Der Irak ist im Besitz der größten Ölvorkommen der Welt. Es muß Teil des Friedensprozesses sein, daß der Irak seine völlige Hoheitsgewalt über seine Ölvorkommen und die künftigen Einnahmen daraus zurückerhält. Das würde heißen, daß alle gegenteiligen »Abkommen«, wie sie von der »Coalition Provisional Authority« (CPA – die frühere US-Besatzungsbehörde, die Red.) verkündet wurden, für null und nichtig erklärt werden.

7. Der Nahe Osten – Eine Zone frei von Massenvernichtungswaffen

Der UN-Sicherheitsrat und die UN-Generalversammlung haben beide schon vor längerer Zeit darauf bestanden, daß der Nahe Osten eine Zone sein soll, die frei ist von Waffen und Massenvernichtungswaffen. Das betrifft alle Länder im Nahen und Mittleren Osten einschließlich Israel, das seit Jahrzehnten zu den Atommächten gehört, und weitere Länder wie den Iran, der womöglich danach trachtet, eine solche Macht zu werden.
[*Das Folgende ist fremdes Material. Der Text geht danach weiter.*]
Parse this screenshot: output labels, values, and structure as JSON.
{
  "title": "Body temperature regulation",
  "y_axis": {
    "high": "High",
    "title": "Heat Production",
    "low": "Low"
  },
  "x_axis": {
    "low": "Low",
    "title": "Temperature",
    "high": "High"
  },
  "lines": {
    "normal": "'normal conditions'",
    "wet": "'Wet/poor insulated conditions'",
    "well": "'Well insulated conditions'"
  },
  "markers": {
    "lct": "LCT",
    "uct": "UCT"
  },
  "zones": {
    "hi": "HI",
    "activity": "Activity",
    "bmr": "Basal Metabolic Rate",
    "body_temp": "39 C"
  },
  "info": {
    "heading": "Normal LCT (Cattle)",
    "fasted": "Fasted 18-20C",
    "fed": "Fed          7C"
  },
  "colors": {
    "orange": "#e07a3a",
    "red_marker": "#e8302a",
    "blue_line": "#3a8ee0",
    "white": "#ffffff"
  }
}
Es kann keinen Frieden in der Region geben, solange dort nicht ein Abbau nuklearer und anderer Massenvernichtungswaffenanlagen stattfindet.

8. Prozeß der Wahrheitsfindung und Aussöhnung

Die sozio-psychologische Gewalt, unter der Millionen Iraker leiden, wird in der öffentlichen Debatte und in den Medien überschattet vom Ausmaß der physischen Zerstörung. Nicht nur denen, die materiellen Schaden erlitten haben, sondern auch jenen Millionen, die psychisch gelitten haben, steht ein Menschenrecht auf Hilfe zu. Ähnlich wie andere Konfliktländer in der Vergangenheit wird auch der Irak einen gesellschaftlichen Prozeß und angemessene institutionelle Regelungen brauchen, um sicherzustellen, daß die umfassende Wahrheit über seine Gegenwartsgeschichte offengelegt und dokumentiert wird.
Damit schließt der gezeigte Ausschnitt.